Which brings us to the 1700s and the 1800s, where all the books I read can be classified into extremes. It's either the high adventure of the Robert Louis Stevenson and Daniel Defoe kind or the high drama of Dickens. Of course there's also Jane Austen and Louisa May Alcott--little girl favorites really. The early sci-fi from Jules Verne and H.G. Wells made an appearance. There's also the adventures offered by Mark Twain and Jonathan Swift. The weird thing is that I read all these so-called classics in grade school, before the age of twelve, between forays in River Heights and Wonderland. It's either the school librarian thought highly of us kids. Or perhaps I disdained the Ewoks story collections and I hadn't discovered Sweet Valley Twins yet.

Before the 1700s, there's really just Aesop's Fables, and that I went through before grade school. My mom got me this book that came with a cassette tape with a man and a woman reading the fables. At the end of each reading was a lesson usually as simple as "save for a rainy day" or "do not be boastful." I really liked the one about the frog who got really puffed up and burst and the one with the fox going through a vineyard sourgraping. Hmmm...

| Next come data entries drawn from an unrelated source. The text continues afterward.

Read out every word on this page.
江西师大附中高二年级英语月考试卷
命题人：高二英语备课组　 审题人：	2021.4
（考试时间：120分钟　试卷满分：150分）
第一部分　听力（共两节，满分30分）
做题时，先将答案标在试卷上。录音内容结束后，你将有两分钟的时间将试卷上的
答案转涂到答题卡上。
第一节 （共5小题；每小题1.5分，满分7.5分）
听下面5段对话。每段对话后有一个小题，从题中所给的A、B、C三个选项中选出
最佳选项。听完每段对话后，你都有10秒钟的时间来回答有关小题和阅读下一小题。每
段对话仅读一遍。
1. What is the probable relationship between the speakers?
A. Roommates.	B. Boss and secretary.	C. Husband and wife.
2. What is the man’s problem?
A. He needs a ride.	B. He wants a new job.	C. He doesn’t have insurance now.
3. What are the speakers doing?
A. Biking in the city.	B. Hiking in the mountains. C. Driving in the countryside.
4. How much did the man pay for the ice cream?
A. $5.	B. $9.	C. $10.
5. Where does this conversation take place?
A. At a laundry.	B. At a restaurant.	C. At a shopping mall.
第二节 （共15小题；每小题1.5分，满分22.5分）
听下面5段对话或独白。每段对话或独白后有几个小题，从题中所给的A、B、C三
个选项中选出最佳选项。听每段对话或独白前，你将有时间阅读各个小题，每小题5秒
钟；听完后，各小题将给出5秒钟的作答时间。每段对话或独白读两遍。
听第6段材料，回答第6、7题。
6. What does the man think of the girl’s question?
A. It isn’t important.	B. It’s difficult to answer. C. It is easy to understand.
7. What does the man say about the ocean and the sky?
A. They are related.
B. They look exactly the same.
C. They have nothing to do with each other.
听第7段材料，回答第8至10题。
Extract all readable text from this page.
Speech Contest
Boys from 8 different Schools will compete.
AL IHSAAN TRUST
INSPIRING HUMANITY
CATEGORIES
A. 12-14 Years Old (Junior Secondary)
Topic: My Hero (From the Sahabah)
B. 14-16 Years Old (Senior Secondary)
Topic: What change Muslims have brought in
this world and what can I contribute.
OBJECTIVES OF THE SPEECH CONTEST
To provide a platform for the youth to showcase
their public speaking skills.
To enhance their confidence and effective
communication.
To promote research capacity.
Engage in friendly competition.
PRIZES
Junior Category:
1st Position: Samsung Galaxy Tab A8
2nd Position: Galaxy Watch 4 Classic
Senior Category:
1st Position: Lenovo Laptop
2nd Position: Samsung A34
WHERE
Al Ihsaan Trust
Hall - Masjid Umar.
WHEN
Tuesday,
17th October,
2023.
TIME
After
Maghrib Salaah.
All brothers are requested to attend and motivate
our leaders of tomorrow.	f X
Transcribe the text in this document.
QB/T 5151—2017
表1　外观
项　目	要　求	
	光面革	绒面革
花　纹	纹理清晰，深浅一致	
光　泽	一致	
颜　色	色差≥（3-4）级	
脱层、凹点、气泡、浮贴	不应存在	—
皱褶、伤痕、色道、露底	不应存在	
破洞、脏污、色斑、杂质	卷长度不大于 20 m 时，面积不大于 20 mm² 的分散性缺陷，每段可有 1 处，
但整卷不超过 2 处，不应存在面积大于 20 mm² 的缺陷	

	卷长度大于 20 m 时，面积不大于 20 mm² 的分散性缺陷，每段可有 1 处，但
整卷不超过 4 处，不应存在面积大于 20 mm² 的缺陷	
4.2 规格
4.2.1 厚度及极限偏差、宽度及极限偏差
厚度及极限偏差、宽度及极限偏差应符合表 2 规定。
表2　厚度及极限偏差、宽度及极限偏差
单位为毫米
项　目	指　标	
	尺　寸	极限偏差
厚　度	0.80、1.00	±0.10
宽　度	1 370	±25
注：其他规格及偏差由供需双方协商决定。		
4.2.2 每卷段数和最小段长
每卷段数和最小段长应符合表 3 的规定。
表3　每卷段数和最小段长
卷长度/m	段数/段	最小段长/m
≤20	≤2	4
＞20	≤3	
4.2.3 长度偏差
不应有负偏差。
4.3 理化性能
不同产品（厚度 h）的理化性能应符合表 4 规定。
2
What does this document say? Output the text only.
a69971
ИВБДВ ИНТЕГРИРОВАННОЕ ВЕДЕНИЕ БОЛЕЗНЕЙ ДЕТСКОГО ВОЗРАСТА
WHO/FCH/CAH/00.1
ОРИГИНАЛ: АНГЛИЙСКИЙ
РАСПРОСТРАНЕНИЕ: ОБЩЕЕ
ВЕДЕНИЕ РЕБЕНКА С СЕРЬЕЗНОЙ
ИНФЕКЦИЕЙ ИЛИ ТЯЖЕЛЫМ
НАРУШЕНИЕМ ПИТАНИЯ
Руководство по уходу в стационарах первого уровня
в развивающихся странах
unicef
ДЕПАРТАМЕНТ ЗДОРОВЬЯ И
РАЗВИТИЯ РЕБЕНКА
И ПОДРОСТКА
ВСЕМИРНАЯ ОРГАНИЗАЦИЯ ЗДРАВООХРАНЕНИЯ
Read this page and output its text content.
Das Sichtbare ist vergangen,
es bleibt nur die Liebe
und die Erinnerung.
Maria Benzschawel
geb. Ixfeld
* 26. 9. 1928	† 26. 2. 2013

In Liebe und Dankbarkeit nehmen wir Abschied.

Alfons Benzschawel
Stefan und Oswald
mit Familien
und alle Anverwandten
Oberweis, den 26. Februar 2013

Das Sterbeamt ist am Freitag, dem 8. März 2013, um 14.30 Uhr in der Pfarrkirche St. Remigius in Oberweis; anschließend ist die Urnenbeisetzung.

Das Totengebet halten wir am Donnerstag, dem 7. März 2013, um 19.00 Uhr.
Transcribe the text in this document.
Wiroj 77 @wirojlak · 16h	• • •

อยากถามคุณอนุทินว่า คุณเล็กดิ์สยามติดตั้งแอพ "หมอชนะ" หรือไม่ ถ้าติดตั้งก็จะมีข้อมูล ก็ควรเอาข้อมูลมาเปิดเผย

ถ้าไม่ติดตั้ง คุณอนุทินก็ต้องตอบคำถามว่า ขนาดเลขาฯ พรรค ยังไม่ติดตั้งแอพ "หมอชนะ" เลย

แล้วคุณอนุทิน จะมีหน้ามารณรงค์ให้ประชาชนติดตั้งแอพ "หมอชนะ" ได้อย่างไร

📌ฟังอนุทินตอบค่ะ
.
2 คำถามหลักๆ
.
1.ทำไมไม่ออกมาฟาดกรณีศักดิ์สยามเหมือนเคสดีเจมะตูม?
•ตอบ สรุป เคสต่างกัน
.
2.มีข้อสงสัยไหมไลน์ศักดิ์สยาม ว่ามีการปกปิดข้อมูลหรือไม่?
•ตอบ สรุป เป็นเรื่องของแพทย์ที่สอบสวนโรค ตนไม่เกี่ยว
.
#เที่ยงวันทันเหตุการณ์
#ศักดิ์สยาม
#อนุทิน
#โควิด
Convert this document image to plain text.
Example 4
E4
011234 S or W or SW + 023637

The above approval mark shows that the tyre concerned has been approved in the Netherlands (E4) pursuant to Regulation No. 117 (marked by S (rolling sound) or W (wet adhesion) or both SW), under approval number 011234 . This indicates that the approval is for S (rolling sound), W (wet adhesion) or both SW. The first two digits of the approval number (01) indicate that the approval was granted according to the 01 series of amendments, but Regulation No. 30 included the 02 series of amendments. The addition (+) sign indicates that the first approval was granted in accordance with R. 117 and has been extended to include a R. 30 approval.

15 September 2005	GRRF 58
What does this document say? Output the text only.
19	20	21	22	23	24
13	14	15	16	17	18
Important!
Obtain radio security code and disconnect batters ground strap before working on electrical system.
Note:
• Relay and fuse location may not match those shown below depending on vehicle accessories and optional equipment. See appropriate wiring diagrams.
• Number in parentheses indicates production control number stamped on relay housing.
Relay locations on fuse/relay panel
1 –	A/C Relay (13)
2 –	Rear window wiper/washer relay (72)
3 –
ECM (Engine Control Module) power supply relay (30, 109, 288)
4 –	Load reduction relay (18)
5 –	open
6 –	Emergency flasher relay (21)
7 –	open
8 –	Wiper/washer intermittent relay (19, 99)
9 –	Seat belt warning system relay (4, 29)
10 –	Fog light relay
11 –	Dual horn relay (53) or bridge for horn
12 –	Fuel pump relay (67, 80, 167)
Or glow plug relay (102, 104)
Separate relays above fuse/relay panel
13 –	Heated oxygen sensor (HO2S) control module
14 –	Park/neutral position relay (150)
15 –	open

If you view this list chronologically, I seem to be reading less and less, even with the 50 book list and conscious efforts to read more. In my head, I can hear my former professor's shrill admonision: "My god, you're all so culturally impoverished!" Then again, even if all I devoted my existence to reading and forget about the world and the assumption of a life, it'll take me a lifetime or more to read all these damn books we really should be reading. Feh.